Material culture and arts

Arikara material culture included earth lodges, pottery, textile work, beadwork, and hide painting documented by George Catlin, Edward S. Curtis, and curated collections in the National Museum of the American Indian, Field Museum, and regional museums at Fort Abraham Lincoln State Park. Artistic traditions encompass ceremonial regalia, quillwork comparable to artifacts in Smithsonian Institution collections, and storytelling practices archived in ethnographic recordings by Franz Boas and James Owen Dorsey. Contemporary artists from the community exhibit in venues associated with National Museum of the American Indian and collaborate on cultural heritage projects funded by agencies like National Endowment for the Arts.

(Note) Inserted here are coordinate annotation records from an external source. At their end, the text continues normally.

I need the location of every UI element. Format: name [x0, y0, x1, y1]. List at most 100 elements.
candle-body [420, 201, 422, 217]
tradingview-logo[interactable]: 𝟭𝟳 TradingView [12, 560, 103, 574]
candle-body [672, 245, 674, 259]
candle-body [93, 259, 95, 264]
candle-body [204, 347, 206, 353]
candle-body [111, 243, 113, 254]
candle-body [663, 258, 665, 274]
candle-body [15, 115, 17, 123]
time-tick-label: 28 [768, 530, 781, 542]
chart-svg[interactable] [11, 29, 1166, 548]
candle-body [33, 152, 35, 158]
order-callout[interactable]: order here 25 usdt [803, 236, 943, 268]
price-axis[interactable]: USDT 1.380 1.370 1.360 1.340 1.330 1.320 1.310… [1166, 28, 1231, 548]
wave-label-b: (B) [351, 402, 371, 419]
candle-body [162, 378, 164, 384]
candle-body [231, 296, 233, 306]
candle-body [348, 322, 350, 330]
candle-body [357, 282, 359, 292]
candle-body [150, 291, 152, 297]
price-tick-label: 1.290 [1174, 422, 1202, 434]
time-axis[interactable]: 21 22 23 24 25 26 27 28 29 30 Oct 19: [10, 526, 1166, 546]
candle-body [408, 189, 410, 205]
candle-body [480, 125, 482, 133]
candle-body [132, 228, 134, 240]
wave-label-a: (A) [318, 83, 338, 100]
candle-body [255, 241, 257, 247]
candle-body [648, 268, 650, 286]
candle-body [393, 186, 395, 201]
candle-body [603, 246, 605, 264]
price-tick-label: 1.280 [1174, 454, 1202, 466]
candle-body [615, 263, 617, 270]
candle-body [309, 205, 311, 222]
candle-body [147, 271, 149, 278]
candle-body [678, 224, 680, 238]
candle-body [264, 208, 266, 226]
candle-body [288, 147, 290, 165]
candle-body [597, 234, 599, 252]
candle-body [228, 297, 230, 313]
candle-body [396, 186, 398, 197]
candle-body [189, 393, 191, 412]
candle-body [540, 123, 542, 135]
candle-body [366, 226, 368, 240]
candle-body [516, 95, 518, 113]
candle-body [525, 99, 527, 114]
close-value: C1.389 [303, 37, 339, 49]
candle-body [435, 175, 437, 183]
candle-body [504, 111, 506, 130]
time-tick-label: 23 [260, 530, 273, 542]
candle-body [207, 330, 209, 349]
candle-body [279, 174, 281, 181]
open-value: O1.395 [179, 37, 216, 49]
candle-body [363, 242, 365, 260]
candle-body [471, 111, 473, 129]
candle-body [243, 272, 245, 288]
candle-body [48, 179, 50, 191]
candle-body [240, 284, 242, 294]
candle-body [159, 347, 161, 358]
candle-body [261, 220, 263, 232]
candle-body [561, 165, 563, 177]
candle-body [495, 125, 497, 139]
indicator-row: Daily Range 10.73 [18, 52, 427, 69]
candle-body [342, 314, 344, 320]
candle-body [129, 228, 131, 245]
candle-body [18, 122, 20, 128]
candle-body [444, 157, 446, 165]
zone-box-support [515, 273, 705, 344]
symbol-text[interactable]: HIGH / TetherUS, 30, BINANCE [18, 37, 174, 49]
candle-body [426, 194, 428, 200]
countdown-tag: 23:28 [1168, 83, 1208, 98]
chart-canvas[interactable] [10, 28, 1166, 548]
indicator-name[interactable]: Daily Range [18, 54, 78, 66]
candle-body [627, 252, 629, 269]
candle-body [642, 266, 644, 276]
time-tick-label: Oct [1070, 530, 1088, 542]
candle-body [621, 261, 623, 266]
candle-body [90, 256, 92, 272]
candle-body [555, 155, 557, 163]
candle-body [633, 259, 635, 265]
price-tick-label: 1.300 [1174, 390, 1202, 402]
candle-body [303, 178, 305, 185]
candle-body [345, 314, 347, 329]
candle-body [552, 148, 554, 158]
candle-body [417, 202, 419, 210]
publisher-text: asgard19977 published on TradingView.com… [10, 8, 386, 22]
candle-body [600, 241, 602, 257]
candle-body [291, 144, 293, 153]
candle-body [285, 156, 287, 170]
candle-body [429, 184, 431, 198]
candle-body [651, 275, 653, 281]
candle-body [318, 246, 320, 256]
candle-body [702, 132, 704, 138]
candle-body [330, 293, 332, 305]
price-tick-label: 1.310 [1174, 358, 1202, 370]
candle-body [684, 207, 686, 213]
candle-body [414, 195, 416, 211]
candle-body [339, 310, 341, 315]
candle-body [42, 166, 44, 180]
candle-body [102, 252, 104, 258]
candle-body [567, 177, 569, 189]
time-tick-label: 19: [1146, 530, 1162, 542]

Relations with other tribes and the United States

Sahnish diplomacy, warfare, and treaties involved situated interactions with Hidatsa, Mandan, Crow, Lakota, Cheyenne, Assiniboine, and European-American powers including Spain (colonial) and France (colonial) during the era of continental expansion. Notable encounters appear in accounts of the Lewis and Clark Expedition, journal entries by traders like Alexander Henry, and military correspondence from campaigns involving Alfred Sully and Colonel Henry Leavenworth. 19th- and 20th-century legal and political relations with the United States encompassed treaties, reservation policies administered through the Bureau of Indian Affairs, litigation in federal courts, and modern governance as part of the Mandan, Hidatsa and Arikara Nation confederation engaging with federal agencies such as the Department of the Interior and programs of the Indian Health Service.